O hino ou poema responde a um esquema setenário de criação. Deus cria tudo quanto existe em seis dias e, ao sétimo, consagra o descanso, o que também deve ser imitado pelo povo. Vários elementos repetem-se ao longo do poema com a intenção de que fiquem bem impressos na mente do crente. Não se trata de uma teoria sobre a formação do mundo nem sobre o aparecimento da vida e das espécies. Na obra há razões muito mais profundas e sérias que a impulsionam.
Sem dúvida alguma, o crente judeu vive uma encruzilhada histórica: o Senhor Javé, seu Deus, foi derrotado; o povo perdeu suas instituições e seus opressores forçam-no a aceitar a atraente religião babilônica, com seu culto e seus ritos. Para esses fiéis tentados, o poema é todo ele pura catequese, um canto à resistência que convida a manter firme a fé no único e verdadeiro Deus de Israel.
Vejamos as possíveis intenções e consequências subjacentes ao relato. 1) A criação é fruto da bondade absoluta de Deus. Aqui aparece uma onipotência criadora, cuja palavra única faz aparecer tudo o que existe, com o cunho característico de que tudo é “bom”. Já nos mitos e cosmogonias dos povos vizinhos, a criação é dada por lutas e confrontos violentos entre as divindades. 2) Na criação, tudo obedece a um plano harmônico; cada elemento cumpre uma função determinada: os astros iluminam o dia ou a noite e determinam a passagem do tempo e a mudança das estações. Cada criatura existe para servir ao ser humano, não o contrário. Isso contrasta com a percepção de outras religiões, entre elas a babilônica, nas quais astros e animais eram adorados como divindades, diante dos quais muitos imolavam inclusive seus filhos. Jamais isso esteve presente na mente criadora de Deus. 3) Dá-se outro passo adiante na tomada de consciência referente à relação de Deus com o ser humano e o mundo, ao se destacar a responsabilidade própria do homem e da mulher no conjunto harmônico criado por Deus mediante sua palavra.
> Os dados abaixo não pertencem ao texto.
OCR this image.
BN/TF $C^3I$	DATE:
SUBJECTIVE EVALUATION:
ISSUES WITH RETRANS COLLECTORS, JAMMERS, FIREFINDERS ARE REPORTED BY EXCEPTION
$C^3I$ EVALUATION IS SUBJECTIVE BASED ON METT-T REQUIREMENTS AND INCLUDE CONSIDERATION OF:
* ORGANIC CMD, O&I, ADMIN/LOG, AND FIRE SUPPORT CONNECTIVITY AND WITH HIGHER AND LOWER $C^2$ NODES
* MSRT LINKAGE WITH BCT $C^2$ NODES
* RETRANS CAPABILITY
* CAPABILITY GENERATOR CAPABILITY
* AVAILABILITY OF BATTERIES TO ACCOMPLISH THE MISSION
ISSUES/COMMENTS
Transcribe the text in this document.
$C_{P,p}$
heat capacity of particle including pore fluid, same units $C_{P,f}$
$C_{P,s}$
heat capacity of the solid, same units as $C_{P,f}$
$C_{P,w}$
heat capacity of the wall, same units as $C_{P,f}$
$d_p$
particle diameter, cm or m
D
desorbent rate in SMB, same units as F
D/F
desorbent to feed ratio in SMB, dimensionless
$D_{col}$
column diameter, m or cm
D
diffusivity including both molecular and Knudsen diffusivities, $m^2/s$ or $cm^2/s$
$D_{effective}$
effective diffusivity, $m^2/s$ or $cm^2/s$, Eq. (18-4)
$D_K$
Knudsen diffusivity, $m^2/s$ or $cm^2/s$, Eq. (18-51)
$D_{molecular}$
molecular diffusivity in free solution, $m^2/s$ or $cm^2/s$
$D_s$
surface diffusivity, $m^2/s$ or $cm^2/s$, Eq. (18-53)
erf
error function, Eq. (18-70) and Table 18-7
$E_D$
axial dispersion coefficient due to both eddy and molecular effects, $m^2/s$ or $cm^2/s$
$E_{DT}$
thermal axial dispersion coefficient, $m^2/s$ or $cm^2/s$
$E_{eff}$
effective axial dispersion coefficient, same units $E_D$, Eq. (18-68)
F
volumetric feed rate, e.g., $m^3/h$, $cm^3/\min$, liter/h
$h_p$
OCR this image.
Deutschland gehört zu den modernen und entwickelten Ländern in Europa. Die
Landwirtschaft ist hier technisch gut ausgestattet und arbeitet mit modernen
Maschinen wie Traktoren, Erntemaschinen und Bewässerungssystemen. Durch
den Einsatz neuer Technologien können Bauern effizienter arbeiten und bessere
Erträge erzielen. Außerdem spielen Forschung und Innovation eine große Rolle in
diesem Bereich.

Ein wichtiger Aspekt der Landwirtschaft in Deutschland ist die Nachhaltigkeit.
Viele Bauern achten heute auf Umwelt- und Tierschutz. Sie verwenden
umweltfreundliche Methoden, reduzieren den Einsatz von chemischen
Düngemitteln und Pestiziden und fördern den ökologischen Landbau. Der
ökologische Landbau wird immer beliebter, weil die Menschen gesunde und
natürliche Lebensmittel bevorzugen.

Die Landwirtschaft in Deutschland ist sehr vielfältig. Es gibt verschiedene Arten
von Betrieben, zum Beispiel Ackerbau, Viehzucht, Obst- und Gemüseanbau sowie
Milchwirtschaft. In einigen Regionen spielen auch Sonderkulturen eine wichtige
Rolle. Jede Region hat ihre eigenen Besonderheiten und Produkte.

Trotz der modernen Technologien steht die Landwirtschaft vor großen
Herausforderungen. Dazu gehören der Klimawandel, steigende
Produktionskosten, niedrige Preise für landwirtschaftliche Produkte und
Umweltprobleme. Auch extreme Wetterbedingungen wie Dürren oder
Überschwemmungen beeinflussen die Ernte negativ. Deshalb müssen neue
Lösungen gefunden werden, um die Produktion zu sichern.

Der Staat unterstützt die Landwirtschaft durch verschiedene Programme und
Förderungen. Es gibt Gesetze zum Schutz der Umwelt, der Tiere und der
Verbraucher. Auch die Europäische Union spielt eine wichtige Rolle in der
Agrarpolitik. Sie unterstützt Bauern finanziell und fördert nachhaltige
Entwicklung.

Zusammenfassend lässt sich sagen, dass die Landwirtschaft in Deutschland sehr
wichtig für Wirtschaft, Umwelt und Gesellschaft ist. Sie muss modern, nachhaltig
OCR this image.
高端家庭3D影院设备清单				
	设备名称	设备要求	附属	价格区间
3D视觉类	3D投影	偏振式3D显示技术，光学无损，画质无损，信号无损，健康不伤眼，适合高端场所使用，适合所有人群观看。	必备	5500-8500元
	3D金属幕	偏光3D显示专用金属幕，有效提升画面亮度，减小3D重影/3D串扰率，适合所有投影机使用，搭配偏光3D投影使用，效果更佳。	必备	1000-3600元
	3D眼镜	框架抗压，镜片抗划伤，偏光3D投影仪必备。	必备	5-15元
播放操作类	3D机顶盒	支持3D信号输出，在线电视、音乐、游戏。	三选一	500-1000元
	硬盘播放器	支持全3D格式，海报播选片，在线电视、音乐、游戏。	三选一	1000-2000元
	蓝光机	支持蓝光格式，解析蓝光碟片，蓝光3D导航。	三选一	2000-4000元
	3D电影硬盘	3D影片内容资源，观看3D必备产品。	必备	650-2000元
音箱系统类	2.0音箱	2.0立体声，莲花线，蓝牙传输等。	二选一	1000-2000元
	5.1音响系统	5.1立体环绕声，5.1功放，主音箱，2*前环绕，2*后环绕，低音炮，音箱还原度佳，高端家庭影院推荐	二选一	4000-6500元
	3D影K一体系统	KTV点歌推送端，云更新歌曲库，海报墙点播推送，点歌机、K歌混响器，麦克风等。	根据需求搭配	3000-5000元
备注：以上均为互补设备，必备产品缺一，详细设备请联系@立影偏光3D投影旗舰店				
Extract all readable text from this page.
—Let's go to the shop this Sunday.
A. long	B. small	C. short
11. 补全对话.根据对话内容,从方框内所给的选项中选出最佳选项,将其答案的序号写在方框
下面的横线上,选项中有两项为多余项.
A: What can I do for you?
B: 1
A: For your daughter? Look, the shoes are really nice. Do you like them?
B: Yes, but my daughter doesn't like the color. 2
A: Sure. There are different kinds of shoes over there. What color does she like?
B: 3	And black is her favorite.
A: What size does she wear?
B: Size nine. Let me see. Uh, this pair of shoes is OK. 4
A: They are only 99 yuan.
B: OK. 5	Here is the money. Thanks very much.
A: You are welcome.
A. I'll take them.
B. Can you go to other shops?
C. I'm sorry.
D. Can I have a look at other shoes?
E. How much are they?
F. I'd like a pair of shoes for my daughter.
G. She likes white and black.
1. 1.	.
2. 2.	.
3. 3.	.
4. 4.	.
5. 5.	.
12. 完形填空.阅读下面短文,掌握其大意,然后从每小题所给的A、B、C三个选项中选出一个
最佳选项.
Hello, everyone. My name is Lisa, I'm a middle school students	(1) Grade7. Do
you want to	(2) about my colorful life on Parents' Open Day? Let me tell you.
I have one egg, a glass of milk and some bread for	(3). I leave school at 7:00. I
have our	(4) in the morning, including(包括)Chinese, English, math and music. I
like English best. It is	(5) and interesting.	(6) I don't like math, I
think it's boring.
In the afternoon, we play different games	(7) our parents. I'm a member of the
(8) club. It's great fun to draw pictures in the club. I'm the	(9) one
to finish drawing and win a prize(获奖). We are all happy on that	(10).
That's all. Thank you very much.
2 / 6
Não é acidental o fato de o ser humano, homem e mulher, ter sido criado no último dia, na ordem temporal marcada nesse poema.
No ambiente de injustiça, de desigualdade e de dominação por parte de quem se acredita amo e senhor do mundo, opõe-se este novo elemento de resistência: Deus cria o homem e a mulher à sua própria imagem e semelhança, para que administrem conjuntamente sua obra em igualdade de responsabilidades. Sua imagem e semelhança com Deus era o projeto próprio do ser humano como casal: construir cada dia essa imagem e semelhança, mantendo a fidelidade ao projeto harmônico e bondoso do princípio, sem dominar os outros nem sujeitar à tirania os fracos ou o resto da criação. 4) Na criação, existe uma ordem e uma harmonia, não só porque é fruto da palavra criadora de Deus, mas porque ele mesmo ratificou essa harmonia e essa bondade com sua bênção, algo que é exclusivo dele e que aqui é também uma mensagem esperançosa para enfrentar a dura situação de submissão em que se encontravam os israelitas. 5) Finalmente, o descanso sabático é um novo convite à resistência contra o poder opressor, que hoje retoma grande vigor. Nem mesmo Deus, em sua atividade criadora, omitiu esse aspecto do descanso. O ser humano não pode se transformar em um agente de trabalho e de produção; o descanso também faz parte da harmonia e finalidade da criação e, portanto, está incluído na imagem e semelhança de seu Criador e que o ser humano leva em si.
Existem, pois, muitos elementos que fazem deste relato um motivo para crer, para esperar e, sobretudo, para resistir contra tudo aquilo ou aqueles que pretendem suplantar a vontade criadora e libertadora de Deus neste mundo.
Referências – Versículos relacionados à Gênesis 1 #
Gn 1,8. E assim se fez: esta frase teria sua colocação normal no fim do v. 6. Igualmente, seria preciso supri-la no v. 20.
Gn 1,24. Répteis: todos os pequenos animais que se arrastam sobre o solo.
Gn 1,27. Texto citado em Mt 19,4; Mc 10,6.